When asked to settle the question by four cardinals — two of whom literally died waiting for an answer — he gave them the cold shoulder. We still have no answer on his pastoral advice, and now bishops have been given license to buck church doctrine. Bishops in Germany and Argentina now, as a policy, offer communion to people objectively in mortal sin. According to nearly any interpretation of Catholic doctrine, receiving communion when consciously in a state of mortal sin puts your very soul in jeopardy. See the contradiction?
At first, I thought that was odd but didn’t think much more about it. Then I heard Pope Francis say that “it is the Communists who think like the Christians.” Of course I should be charitable to the Vicar of Christ, but that doesn’t mean I have to get a lobotomy.
Communism has been roundly condemned by the Catholic Church for over half a century. Pope Saint John Paul II made opposition to communism the cornerstone of his papacy. Has Pope Francis ever read about the Soviet gulags, Mao’s Cultural Revolution or the North Korean famine? There is nothing Christian about Communism, and for Pope Francis to say so is at best an egregious oversight. At worst, it’s subjecting the altar of Christ to the altar of ideology.
Just a few decades ago, the Latin mass was the most sacred and powerful spiritual weapon in our arsenal. Today, though, young people who prefer that form of worship have their motives impugned by Pope Francis, who says that they are “too strict” and have a “rigid attitude.”
To many Catholics, especially in the U.S. and France, the traditional liturgy is a refuge from the novelties and “signs of the times” temporizing being imposed on the church. In light of that, it’s unsurprising that anyone in search for a liturgy that wasn’t invented by committee only half a century ago is considered strict and rigid to a liquid pope.
In a time when modernity, secularism and nihilism are as thick as the air we breathe, we should hold on to our two millennia of collected wisdom. “Push back against the age as hard as it pushes against you,” the late Flannery O’Connor wrote.

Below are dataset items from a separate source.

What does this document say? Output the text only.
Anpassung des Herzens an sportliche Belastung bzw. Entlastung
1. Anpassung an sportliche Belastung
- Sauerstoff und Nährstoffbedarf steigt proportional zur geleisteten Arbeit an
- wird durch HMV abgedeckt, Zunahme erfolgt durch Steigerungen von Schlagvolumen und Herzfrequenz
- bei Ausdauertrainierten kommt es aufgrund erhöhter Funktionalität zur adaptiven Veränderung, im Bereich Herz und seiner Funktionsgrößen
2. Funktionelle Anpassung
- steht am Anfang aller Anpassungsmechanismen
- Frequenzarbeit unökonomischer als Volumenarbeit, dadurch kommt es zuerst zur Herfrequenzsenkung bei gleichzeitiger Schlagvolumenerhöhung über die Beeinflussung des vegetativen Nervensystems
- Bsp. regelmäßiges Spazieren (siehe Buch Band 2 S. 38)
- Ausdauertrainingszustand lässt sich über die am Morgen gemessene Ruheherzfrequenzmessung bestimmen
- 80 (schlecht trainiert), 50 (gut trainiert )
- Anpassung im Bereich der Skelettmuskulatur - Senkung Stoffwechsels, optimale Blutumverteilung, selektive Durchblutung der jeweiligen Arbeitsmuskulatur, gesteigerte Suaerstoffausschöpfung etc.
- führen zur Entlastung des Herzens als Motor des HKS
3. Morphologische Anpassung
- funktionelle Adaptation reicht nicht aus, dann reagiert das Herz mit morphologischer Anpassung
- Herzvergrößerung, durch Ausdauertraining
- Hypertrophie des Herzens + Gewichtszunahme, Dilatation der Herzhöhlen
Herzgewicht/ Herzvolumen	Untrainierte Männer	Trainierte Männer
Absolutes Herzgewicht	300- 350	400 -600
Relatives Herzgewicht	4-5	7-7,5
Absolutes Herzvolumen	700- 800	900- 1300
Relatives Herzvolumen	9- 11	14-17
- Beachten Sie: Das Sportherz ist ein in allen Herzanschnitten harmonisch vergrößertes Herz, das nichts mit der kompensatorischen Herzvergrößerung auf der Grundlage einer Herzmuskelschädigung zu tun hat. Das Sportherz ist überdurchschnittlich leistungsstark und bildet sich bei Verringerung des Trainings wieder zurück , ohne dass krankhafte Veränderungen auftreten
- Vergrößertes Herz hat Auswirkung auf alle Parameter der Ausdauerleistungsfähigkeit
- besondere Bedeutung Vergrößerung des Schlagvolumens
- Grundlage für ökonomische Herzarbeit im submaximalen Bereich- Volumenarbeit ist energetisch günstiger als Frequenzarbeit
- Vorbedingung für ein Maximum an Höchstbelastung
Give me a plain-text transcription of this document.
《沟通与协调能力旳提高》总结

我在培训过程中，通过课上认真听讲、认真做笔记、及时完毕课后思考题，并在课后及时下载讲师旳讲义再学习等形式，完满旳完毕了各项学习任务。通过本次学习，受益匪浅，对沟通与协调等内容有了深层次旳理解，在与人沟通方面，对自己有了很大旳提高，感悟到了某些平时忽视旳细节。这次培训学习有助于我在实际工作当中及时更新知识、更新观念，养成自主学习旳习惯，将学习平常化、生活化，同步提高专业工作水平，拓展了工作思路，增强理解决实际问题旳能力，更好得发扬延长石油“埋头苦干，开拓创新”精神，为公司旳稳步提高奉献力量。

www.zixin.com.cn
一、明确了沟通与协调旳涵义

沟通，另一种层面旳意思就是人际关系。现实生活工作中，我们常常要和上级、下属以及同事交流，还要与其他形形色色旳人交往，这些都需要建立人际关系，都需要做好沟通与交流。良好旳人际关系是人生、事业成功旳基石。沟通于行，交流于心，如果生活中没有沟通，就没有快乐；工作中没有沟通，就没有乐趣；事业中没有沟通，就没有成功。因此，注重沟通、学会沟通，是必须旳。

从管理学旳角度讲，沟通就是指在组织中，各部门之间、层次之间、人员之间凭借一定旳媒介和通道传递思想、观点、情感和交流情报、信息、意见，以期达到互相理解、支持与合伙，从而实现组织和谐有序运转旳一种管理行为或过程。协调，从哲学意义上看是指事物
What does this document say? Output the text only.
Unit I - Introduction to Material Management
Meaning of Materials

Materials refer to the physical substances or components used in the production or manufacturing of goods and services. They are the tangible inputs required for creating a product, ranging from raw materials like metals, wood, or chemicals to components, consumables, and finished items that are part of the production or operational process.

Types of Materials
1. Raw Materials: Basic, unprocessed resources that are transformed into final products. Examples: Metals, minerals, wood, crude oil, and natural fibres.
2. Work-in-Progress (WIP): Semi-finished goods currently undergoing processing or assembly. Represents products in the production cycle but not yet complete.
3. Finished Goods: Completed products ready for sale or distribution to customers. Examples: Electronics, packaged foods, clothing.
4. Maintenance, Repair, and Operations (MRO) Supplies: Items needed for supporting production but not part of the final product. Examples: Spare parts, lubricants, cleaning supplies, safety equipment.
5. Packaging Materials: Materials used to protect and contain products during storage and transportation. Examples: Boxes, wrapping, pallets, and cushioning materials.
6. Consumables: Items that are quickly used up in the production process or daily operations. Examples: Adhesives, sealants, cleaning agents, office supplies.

Instead, Pope Francis has embraced the age and taken to the task of de-emphasizing and diluting that wisdom to make it sweeter to the modern palate.
My devotion to Christ and His Church does not come from the Pope kicking off his red shoes, washing a woman’s feet and kissing a bulbous man’s head. I previously applauded him for doing those things, but now I see that as a facade — mere tinsel and glitter. Creating an “image of a poor church” is nice, but without the foundation of tradition and orthodoxy, it’s as hollow as the modern world Pope Francis seems to take cues from.
Pope Francis’ pursuit of modernism and my erroneous praise of it is, in the words of a Cardinal from an age that will soon resurface, “I feel in conscience bound to proclaim, an incalculable error.”